What books have shaped me the most? Taking IVP books out of consideration (to keep bias to a minimum), the books below have formed my thought life, my spiritual life, my sense of aesthetics, and how I view and interact with the world.
After making the list I noticed that I read most of them before I was twenty-five. And I suppose that’s to be expected. In midlife and beyond, most people have already been shaped, and it’s harder for any one book to have a significant impact. The last book in my list (presented here roughly in the order in which I read them) is the exception.
Hamlet—
I had a stellar high school English teacher who spent weeks taking us line by line through what he called the greatest book by the greatest author in history. Mr. Ryan opened our eyes to a feast so we could partake of a whole new world of life, ideas, emotion and drama.
Mere Christianity–As a new Christian I read ravenously and widely. Lewis’s classic still stands as a landmark of clear thinking, showing me how faith and reason can be good friends.
How to Read a Book–Mortimer Adler’s and Charles Van Doren’s essential guide offers a wide variety of ways to understand and appreciate what we read. More than that, this still widely used volume taught me how to think.
The Lord of the Rings–Tolkien’s trilogy showed me the power of imagination. In creating a fictional world of orcs, wizards, hobbits and Ents, he helped me believe that courage and honor, faith and friendship, and truth and love are possible in our world too.
I was delighted to be able to bring this book back into print at IVP in 2005 since I had read it first in the mid-1970s, in its original Concordia edition (so it technically passes the “non-IVP” test). Ken Bailey revolutionized the way I read the New Testament.
Jesus and the Victory of God–This tour de force still astonishes me in its ability to challenge at once the academic establishment to take the Gospels more seriously and the church to see anew the cosmic, multi-dimensional achievement of Jesus.
What books have influenced you most?
Nice to see two inklings on your list! I would include the Lord of the Rings and Lewis’ The Great Divorce. Also Athanasius’ On the Incarnation and perhaps Tertullian’s On Baptism, which awakened me to the wealth of widsom in Patristic literature. Some of Calvin Miller’s books, Richard Foster’s Celebration of Discipline, various Luther writings, and Red Badge of Courage. Actually, I find almost everything that C.S. Lewis wrote nourishing.
That’s a great list, Rob. Once you start listing great books, it’s hard to stop.
Six most influential books (apart from the Bible, a given):
The Pursuit of God & The Knowledge of the Holy – A.W. Tozer
The two I consider must reading for all Christians. Pursuit forces you to press in, while Knowledge reveals depths of God that go unmentioned in most other books.
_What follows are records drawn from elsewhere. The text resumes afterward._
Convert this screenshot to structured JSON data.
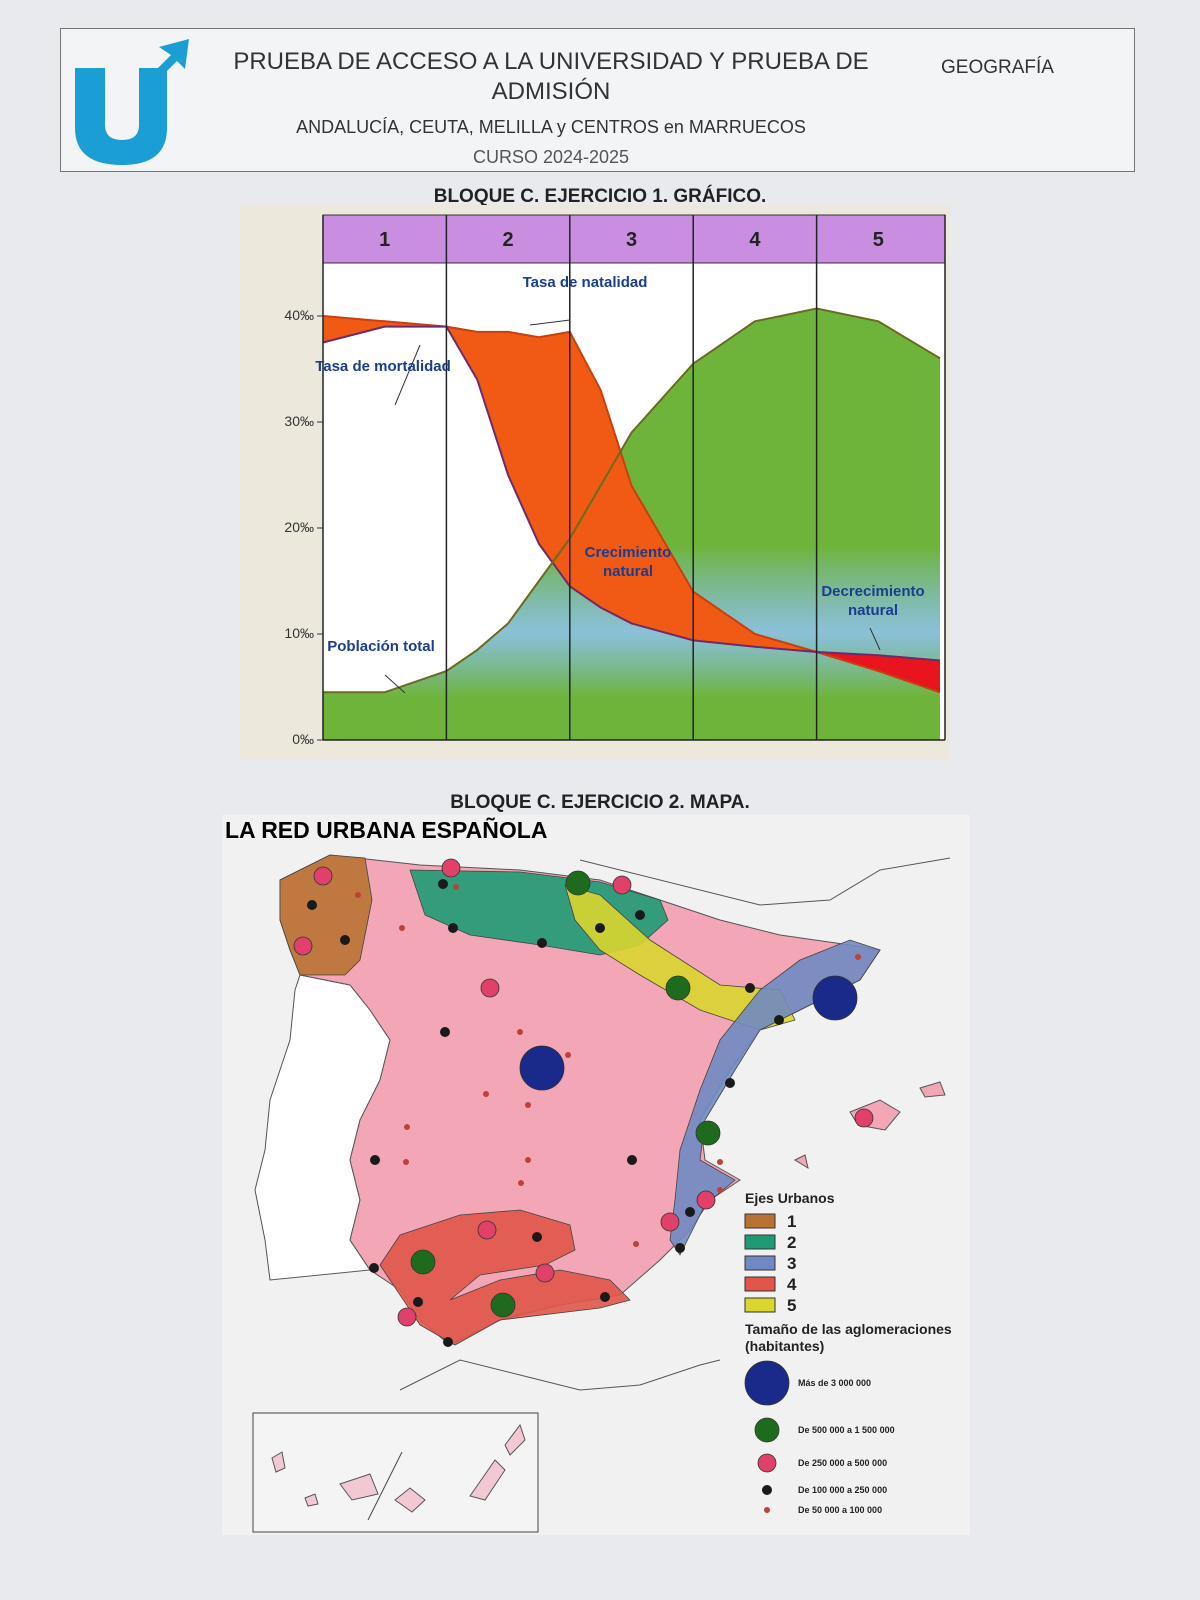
{
  "header": {
    "title": "PRUEBA DE ACCESO A LA UNIVERSIDAD Y PRUEBA DE ADMISIÓN",
    "region": "ANDALUCÍA, CEUTA, MELILLA y CENTROS en MARRUECOS",
    "course": "CURSO 2024-2025",
    "subject": "GEOGRAFÍA"
  },
  "exercise1": {
    "heading": "BLOQUE C. EJERCICIO 1. GRÁFICO.",
    "chart_data": {
      "type": "line",
      "categories": [
        "1",
        "2",
        "3",
        "4",
        "5"
      ],
      "x": [
        0,
        0.5,
        1,
        1.25,
        1.5,
        1.75,
        2,
        2.25,
        2.5,
        3,
        3.5,
        4,
        4.5,
        5
      ],
      "xlim": [
        0,
        5
      ],
      "ylim": [
        0,
        45
      ],
      "yticks": [
        {
          "value": 0,
          "label": "0‰"
        },
        {
          "value": 10,
          "label": "10‰"
        },
        {
          "value": 20,
          "label": "20‰"
        },
        {
          "value": 30,
          "label": "30‰"
        },
        {
          "value": 40,
          "label": "40‰"
        }
      ],
      "series": [
        {
          "name": "Tasa de natalidad",
          "color": "#c9400f",
          "fill": "#f05a14",
          "values": [
            40,
            39.5,
            39,
            38.5,
            38.5,
            38,
            38.5,
            33,
            24,
            14,
            10,
            8.3,
            6.5,
            4.5
          ]
        },
        {
          "name": "Tasa de mortalidad",
          "color": "#6e2a6a",
          "values": [
            37.5,
            39,
            39,
            34,
            25,
            18.5,
            14.5,
            12.5,
            11,
            9.4,
            8.8,
            8.3,
            8,
            7.5
          ]
        },
        {
          "name": "Población total",
          "color": "#6b6b1f",
          "fill": "#6fb43a",
          "values": [
            4.5,
            4.5,
            6.5,
            8.5,
            11,
            15,
            19,
            24,
            29,
            35.5,
            39.5,
            40.7,
            39.5,
            36
          ]
        }
      ],
      "annotations": [
        {
          "text": "Crecimiento natural",
          "color": "#f05a14"
        },
        {
          "text": "Decrecimiento natural",
          "color": "#e8141e"
        }
      ],
      "phase_color": "#c98ee0"
    }
  },
  "exercise2": {
    "heading": "BLOQUE C. EJERCICIO 2. MAPA.",
    "map": {
      "title": "LA RED URBANA ESPAÑOLA",
      "legend": {
        "axes_title": "Ejes Urbanos",
        "axes": [
          {
            "label": "1",
            "color": "#b87333"
          },
          {
            "label": "2",
            "color": "#1e9b74"
          },
          {
            "label": "3",
            "color": "#7089c2"
          },
          {
            "label": "4",
            "color": "#e0564a"
          },
          {
            "label": "5",
            "color": "#d9d62e"
          }
        ],
        "size_title": "Tamaño de las aglomeraciones (habitantes)",
        "sizes": [
          {
            "label": "Más de 3 000 000",
            "color": "#1a2a8a"
          },
          {
            "label": "De 500 000 a 1 500 000",
            "color": "#1f6b1e"
          },
          {
            "label": "De 250 000 a 500 000",
            "color": "#e0406a"
          },
          {
            "label": "De 100 000 a 250 000",
            "color": "#1a1a1a"
          },
          {
            "label": "De 50 000 a 100 000",
            "color": "#c0403a"
          }
        ]
      }
    }
  }
}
Sit, Walk, Stand – Watchman Nee
The best book written on the believer’s position in Christ.
The Journals of Jim Elliot – Jim & Elisabeth Elliot
As a younger man, this book showed me that some people take their Christianity more seriously than others, and it was wise to do so, even if doing so proved costly.
The Great Evangelical Disaster – Francis Schaeffer
The book that forced me to consider how Evangelicalism had gone off the rails.
The Fight – John White
The book I still give to new believers.